Berserker wrote:One of the most profound comments on immortality is quoted from Shadow of the Vampire:
"Dracula hasn't had servants in 400 years and then a man comes to his ancestral home, and he must convince him that he... that he is like the man. He has to feed him, when he himself hasn't eaten food in centuries. Can he even remember how to buy bread? How to select cheese and wine? And then he remembers the rest of it. How to prepare a meal, how to make a bed. He remembers his first glory, his armies, his retainers, and what he is reduced to. The loneliest part of the book comes... when the man accidentally sees Dracula setting his table."

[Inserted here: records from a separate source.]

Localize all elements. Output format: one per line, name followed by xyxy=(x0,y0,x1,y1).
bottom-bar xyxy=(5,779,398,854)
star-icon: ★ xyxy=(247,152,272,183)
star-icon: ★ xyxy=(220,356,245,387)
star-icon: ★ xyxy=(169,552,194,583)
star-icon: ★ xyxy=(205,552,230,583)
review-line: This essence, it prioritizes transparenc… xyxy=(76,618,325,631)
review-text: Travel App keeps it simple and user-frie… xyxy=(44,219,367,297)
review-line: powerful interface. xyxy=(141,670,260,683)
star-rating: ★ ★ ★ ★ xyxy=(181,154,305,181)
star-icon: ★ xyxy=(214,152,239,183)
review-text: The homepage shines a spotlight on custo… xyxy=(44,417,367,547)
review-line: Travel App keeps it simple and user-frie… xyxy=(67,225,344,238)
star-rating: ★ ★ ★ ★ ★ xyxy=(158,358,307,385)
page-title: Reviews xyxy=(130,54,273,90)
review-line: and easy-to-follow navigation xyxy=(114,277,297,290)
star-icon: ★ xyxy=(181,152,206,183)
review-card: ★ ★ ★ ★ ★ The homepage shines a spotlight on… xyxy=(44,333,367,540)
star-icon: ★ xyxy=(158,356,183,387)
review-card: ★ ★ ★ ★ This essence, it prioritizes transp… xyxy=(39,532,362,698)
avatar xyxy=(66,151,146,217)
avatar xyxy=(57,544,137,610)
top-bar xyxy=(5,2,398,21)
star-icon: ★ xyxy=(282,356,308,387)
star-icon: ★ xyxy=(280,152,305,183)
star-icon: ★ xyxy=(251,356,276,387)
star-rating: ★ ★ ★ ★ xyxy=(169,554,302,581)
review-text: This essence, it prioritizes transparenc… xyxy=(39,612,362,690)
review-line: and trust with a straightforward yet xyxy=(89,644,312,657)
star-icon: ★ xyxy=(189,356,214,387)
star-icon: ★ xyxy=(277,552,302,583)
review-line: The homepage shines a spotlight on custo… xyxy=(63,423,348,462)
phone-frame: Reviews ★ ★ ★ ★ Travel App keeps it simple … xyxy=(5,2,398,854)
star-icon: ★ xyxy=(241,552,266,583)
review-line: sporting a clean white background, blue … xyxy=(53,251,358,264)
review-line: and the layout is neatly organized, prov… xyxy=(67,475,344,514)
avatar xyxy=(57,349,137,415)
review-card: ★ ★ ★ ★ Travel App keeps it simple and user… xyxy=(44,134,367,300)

I could see this as a dragon's loneliness. Not that he outlives everyone he loves, but that he outlives life itself, that he is too powerful for life itself.
Good point. Though if you think about it, a better question might have been "Do they still buy bread or select cheese and wine that way I used to?"
The most depressing and most frustrating thing I ever had to do in my entire life was coach my mother through the process of transitioning my mother off of an
IBM 5150 and onto my 2004 Toshiba laptop with Windows XP. Five years later, the only progress she's really shown is that she no longer asks me "one click or two" ten times a minute. She still gets frustrated by even the slightest glitches or problems, has
zero personal problem-solving skills (one time she complained to me that it wouldn't connect -- she forgot to turn the tower on, another time she said "this thing popped up" -- it was the right-click menu), and has an uncanny talent for screwing with my settings without noticing that she's doing it.
I can't imagine what it'd be like to coach somebody that had never seen
any kind of computer in their entire life before.